Преступление по-китайски - страница 3

Шрифт
Интервал

стр.

Как нередко бывает в подобных случаях, никто не хотел продолжения вечера. Все разошлись по своим комнатам, собираясь вернуться в Лондон завтра же, и как можно раньше. Однако всю ночь напролет валил снег, и дороги занесло — надо было ждать, пока их расчистят.

Джейн Уоллес с видом хозяйки дома, вспомнившей о своих прямых обязанностях, попросила мадам Барнет, кухарку, приготовить роскошный завтрак в надежде, что гости забудут немыслимое выступление ее сына Брайана. Около 8 часов гости спустились один за другим в маленький салон, где обычно завтракали домочадцы, — на веранду с видом на заснеженный парк.

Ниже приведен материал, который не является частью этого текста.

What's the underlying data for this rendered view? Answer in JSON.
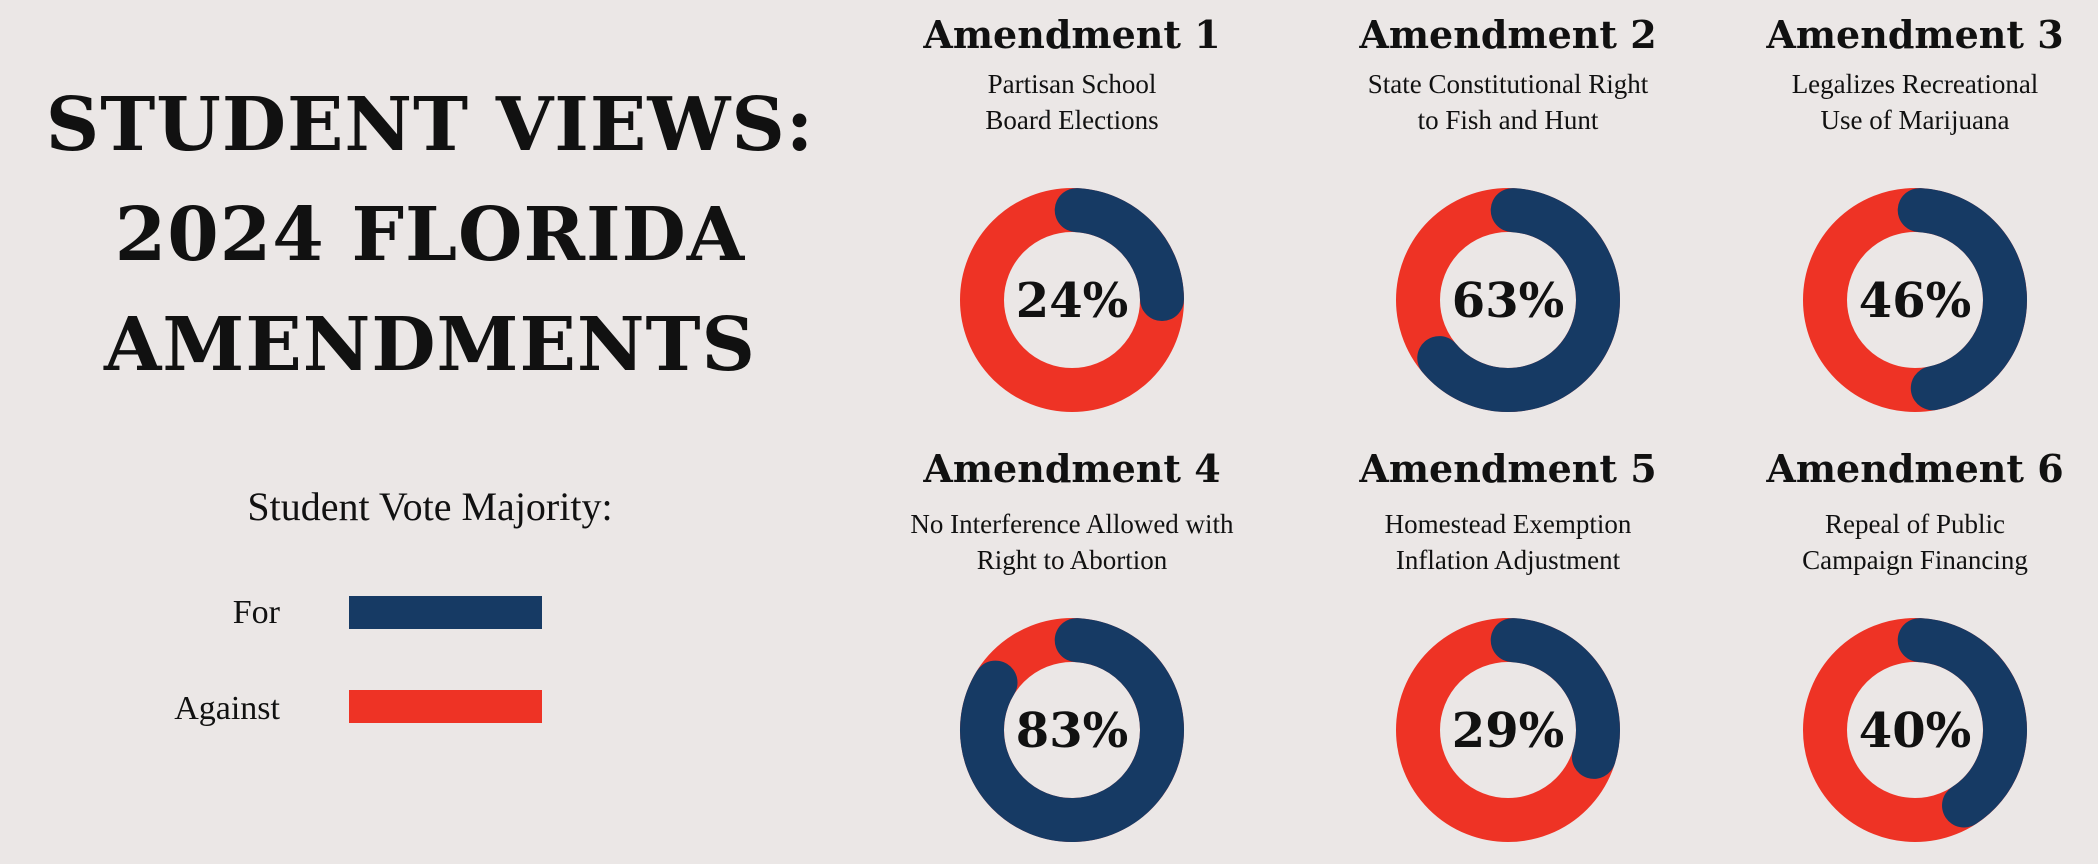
{
  "title_lines": [
    "STUDENT VIEWS:",
    "2024 FLORIDA",
    "AMENDMENTS"
  ],
  "legend": {
    "title": "Student Vote Majority:",
    "for_label": "For",
    "against_label": "Against"
  },
  "colors": {
    "for": "#163a64",
    "against": "#ee3325",
    "background": "#ebe7e6"
  },
  "chart_data": {
    "type": "pie",
    "variant": "donut",
    "title": "STUDENT VIEWS: 2024 FLORIDA AMENDMENTS",
    "legend_title": "Student Vote Majority:",
    "series": [
      {
        "name": "For",
        "color": "#163a64"
      },
      {
        "name": "Against",
        "color": "#ee3325"
      }
    ],
    "amendments": [
      {
        "title": "Amendment 1",
        "subtitle_lines": [
          "Partisan School",
          "Board Elections"
        ],
        "for_percent": 24,
        "label": "24%"
      },
      {
        "title": "Amendment 2",
        "subtitle_lines": [
          "State Constitutional Right",
          "to Fish and Hunt"
        ],
        "for_percent": 63,
        "label": "63%"
      },
      {
        "title": "Amendment 3",
        "subtitle_lines": [
          "Legalizes Recreational",
          "Use of Marijuana"
        ],
        "for_percent": 46,
        "label": "46%"
      },
      {
        "title": "Amendment 4",
        "subtitle_lines": [
          "No Interference Allowed with",
          "Right to Abortion"
        ],
        "for_percent": 83,
        "label": "83%"
      },
      {
        "title": "Amendment 5",
        "subtitle_lines": [
          "Homestead Exemption",
          "Inflation Adjustment"
        ],
        "for_percent": 29,
        "label": "29%"
      },
      {
        "title": "Amendment 6",
        "subtitle_lines": [
          "Repeal of Public",
          "Campaign Financing"
        ],
        "for_percent": 40,
        "label": "40%"
      }
    ]
  }
}
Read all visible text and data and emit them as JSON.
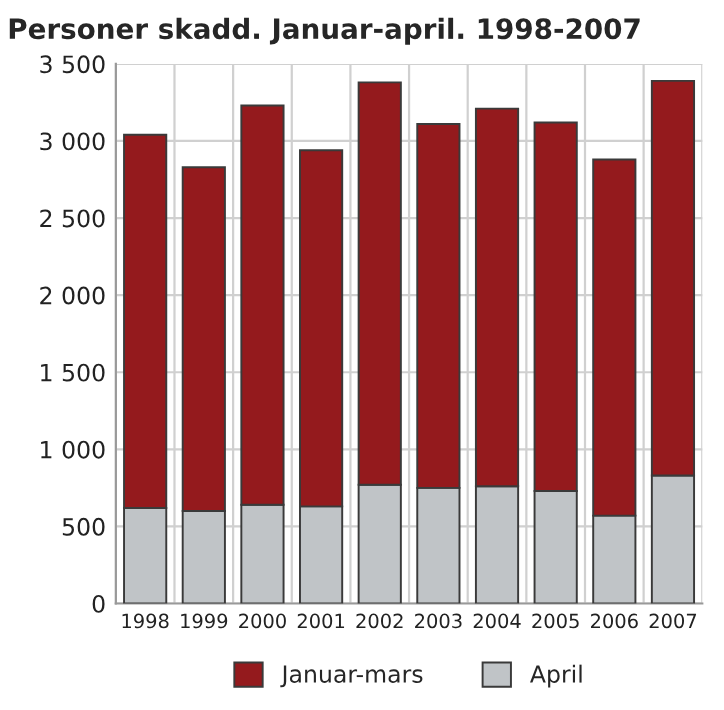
{
  "chart_data": {
    "type": "bar",
    "title": "Personer skadd. Januar-april. 1998-2007",
    "stacked": true,
    "categories": [
      "1998",
      "1999",
      "2000",
      "2001",
      "2002",
      "2003",
      "2004",
      "2005",
      "2006",
      "2007"
    ],
    "series": [
      {
        "name": "April",
        "color": "#c0c4c7",
        "values": [
          620,
          600,
          640,
          630,
          770,
          750,
          760,
          730,
          570,
          830
        ]
      },
      {
        "name": "Januar-mars",
        "color": "#941a1d",
        "values": [
          2420,
          2230,
          2590,
          2310,
          2610,
          2360,
          2450,
          2390,
          2310,
          2560
        ]
      }
    ],
    "ylim": [
      0,
      3500
    ],
    "yticks": [
      {
        "value": 0,
        "label": "0"
      },
      {
        "value": 500,
        "label": "500"
      },
      {
        "value": 1000,
        "label": "1 000"
      },
      {
        "value": 1500,
        "label": "1 500"
      },
      {
        "value": 2000,
        "label": "2 000"
      },
      {
        "value": 2500,
        "label": "2 500"
      },
      {
        "value": 3000,
        "label": "3 000"
      },
      {
        "value": 3500,
        "label": "3 500"
      }
    ],
    "grid": true,
    "legend": "bottom"
  }
}
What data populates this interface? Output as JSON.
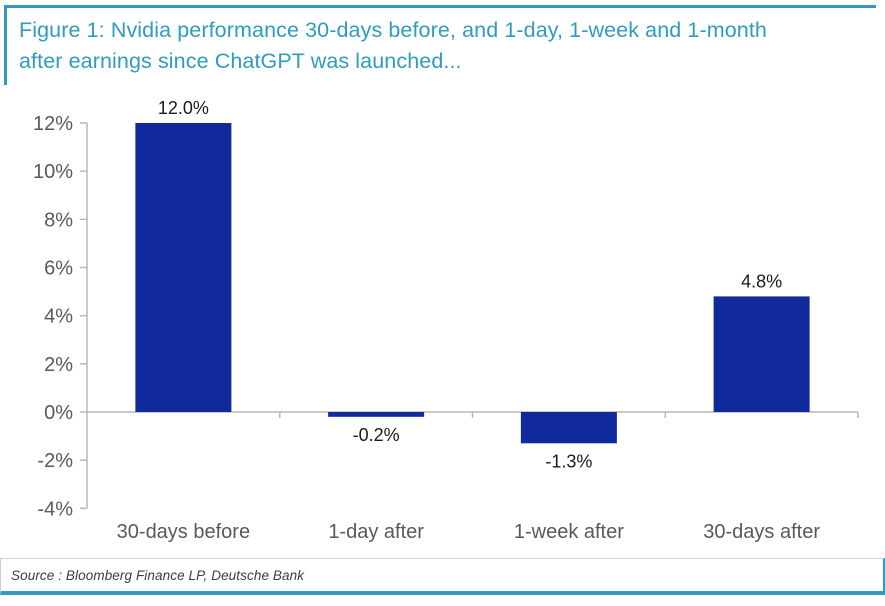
{
  "figure": {
    "title_lines": [
      "Figure 1: Nvidia performance 30-days before, and 1-day, 1-week and 1-month",
      "after earnings since ChatGPT was launched..."
    ]
  },
  "source": {
    "text": "Source : Bloomberg Finance LP, Deutsche Bank"
  },
  "colors": {
    "accent_teal": "#2f9cbd",
    "bar_navy": "#10299b",
    "axis_gray": "#b8b8b8",
    "tick_text_gray": "#595959",
    "data_label_dark": "#1a1a1a"
  },
  "chart_data": {
    "type": "bar",
    "categories": [
      "30-days before",
      "1-day after",
      "1-week after",
      "30-days after"
    ],
    "values": [
      12.0,
      -0.2,
      -1.3,
      4.8
    ],
    "data_labels": [
      "12.0%",
      "-0.2%",
      "-1.3%",
      "4.8%"
    ],
    "title": "Nvidia performance 30-days before, and 1-day, 1-week and 1-month after earnings since ChatGPT was launched",
    "xlabel": "",
    "ylabel": "",
    "ylim": [
      -4,
      12
    ],
    "ytick_step": 2,
    "ytick_labels": [
      "12%",
      "10%",
      "8%",
      "6%",
      "4%",
      "2%",
      "0%",
      "-2%",
      "-4%"
    ],
    "grid": false,
    "legend_position": "none"
  }
}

Улучив минуту, пока не было Брайана, — он запаздывал, — Джейн постаралась сгладить вину сына за вчерашнюю юбилейную речь. Как мать она сочла своим долгом не оставлять его друзьям горьких впечатлений. Все принялись ее утешать, все, кроме Мелвилла, — тот по привычке начал было высказывать свои нелестные замечания, но его тут же прервали, заметив в свою очередь, мол, что было, то прошло, и лишние переживания никому не нужны.

Уже заканчивали завтракать, а Брайан так и не спустился.

— Обиделся, — сказал Мелвилл, раскуривая сигару без спросу.

— Мэтью, не окажете ли мне любезность и не сходите ли за сыном? — попросила Джейн. — Он знает номер телефона дорожной службы, а это сейчас как нельзя кстати. Видите ли, мы пользуемся здесь всеобщим уважением.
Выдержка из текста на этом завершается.